Thursday, 15 December 2022

Coincidences

The following quotation is uncannily relevant to a recent discussion on this blog:

"...he was contemplating this string of coincidences of the sort that one finds both in second-rate detective novels and in the tritest everyday reality..."
-Andrea Camilleri, The Scent of the Night (London, 2007), FIVE, p. 61.


Now I really am trying to read Camilleri and not to blog again until tomoz.

9 comments:

Sean M. Brooks said...

Kaor, Paul!

This bit from the second paragraph of Chapter I of A CIRCUS OF HELLS is apt: "A life which included no improbable events would be the real statistical impossibility."

Merry Christmas! Sean

paulshackley2017@gmail.com said...

Sean,

The course of my life includes chance events and opportunities that I would interpret as providential if I believed in providence.

Paul.

Sean M. Brooks said...

Kaor, Paul!

But I'm glad they were so fortunate for you.

Merry Christmas! Sean

S.M. Stirling said...

The things that made my life possible include a ship hitting an iceberg in 1912, a woman having a close call during a zeppelin raid on London in 1916, a man (barely) surviving a gas attack at Passchendaele in 1917, the man who survived the gas attack dying of pneumonia in 1938, and a young soldier making a very effectively sneaky ploy for a woman he'd just met at a dance party in 1942.

Just for starters!

Sean M. Brooks said...

Kaor, Mr. Stirling!

Ha! I remember you discussing those incidents from your family's history.

Merry Chrismtas! Sean

S.M. Stirling said...

So I exist because a stumblebumb Bosnian assassin in Sarajevo in 1914 happened to mooch off to a tavern for lunch and it was exactly the one the archduke's car stalled in front of after it took a wrong turn on the way to a hospital because the driver didn't know the town well.

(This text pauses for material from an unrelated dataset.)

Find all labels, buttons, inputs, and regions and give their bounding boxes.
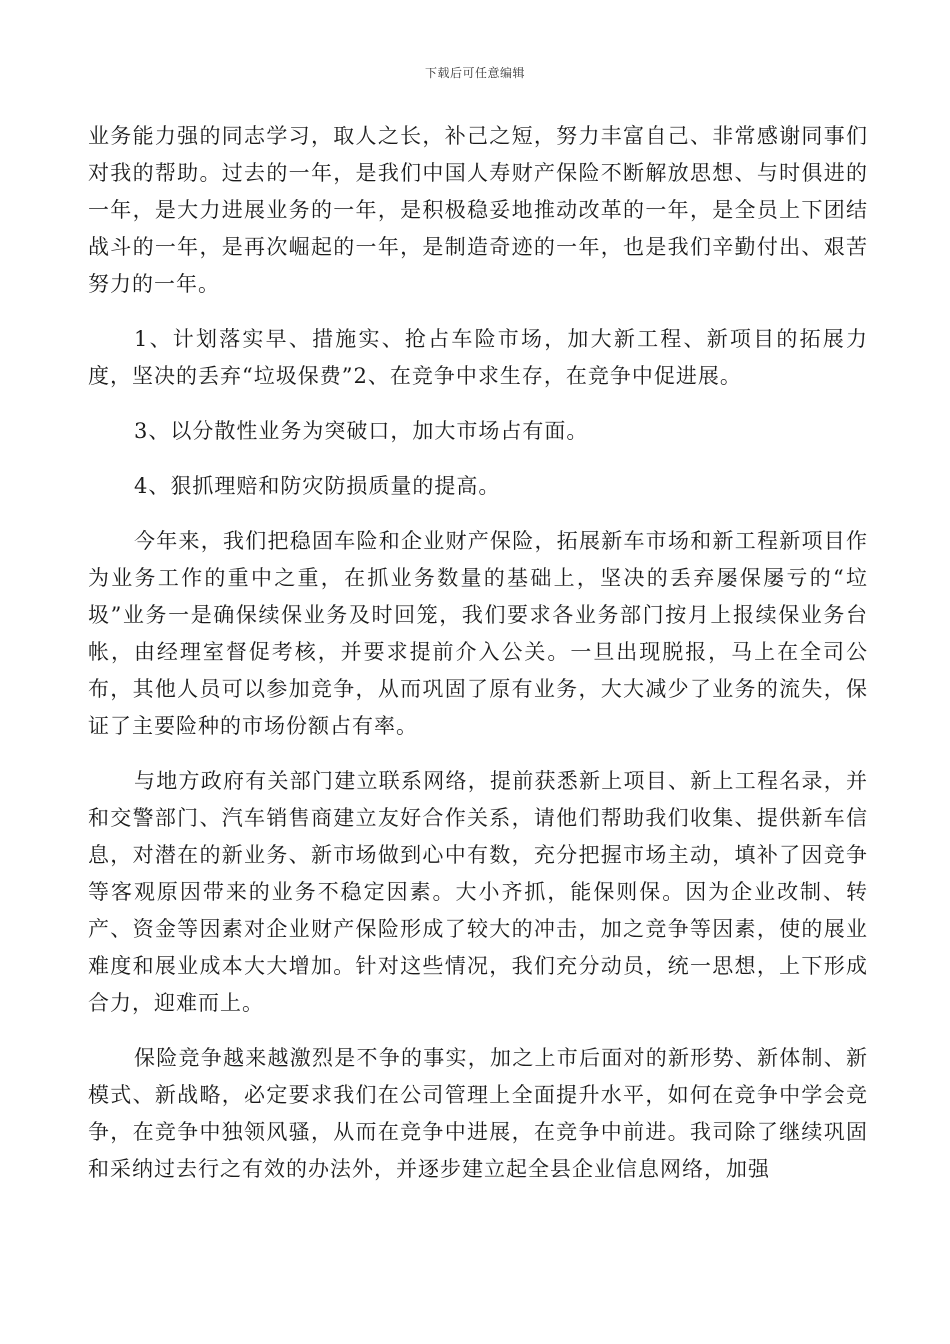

How many persons born after that date would have been born if the archduke's driver had known where he was going?

By about 1919, I doubt -anyone- born in our timeline would have been born in that one.

Sean M. Brooks said...

Kaor, Mr. Stirling!

IOW, human lives and affairs are chaotic and unpredictable. If the appalling coincidences leading to Francis Ferdinand's murder had not occurred, WE and billions of others would not have been born.

From a purely selfish POV, we could think it would be very bad, US not coming to exist. OTOH, the world might have been spared WW I and the millions who died because of it and the Marxist and Nazi tyrannies springing from it would not have perished.

Merry Christmas! Sean

S.M. Stirling said...

Sean: the thing is, we can't -know- that would be a better world. Because other, equally unlikely things, might have happened!

Lord Salisbury, head of the British Tories/Unionists in the late 19th century, once said that the optimum foreign policy was to float gently downstream, occasionally putting out a pole to avoid something that was obviously an obstacle.

There's a good deal to be said for that approach, because it doesn't try to control the chaotic nature of human events.

Sean M. Brooks said...

Kaor, Mr. Stirling!

I have to agree, we can't know what a world without Sarajevo and everything that sprang from it, would have been like. Albeit, your own story, "A Slip in Time," gives us tantalizing glimpses into a world where Austria-Hungary survived into a future that did not seem too bad.

I agree there is much to be said for Lord Salisbury's view of how best to handle foreign affairs.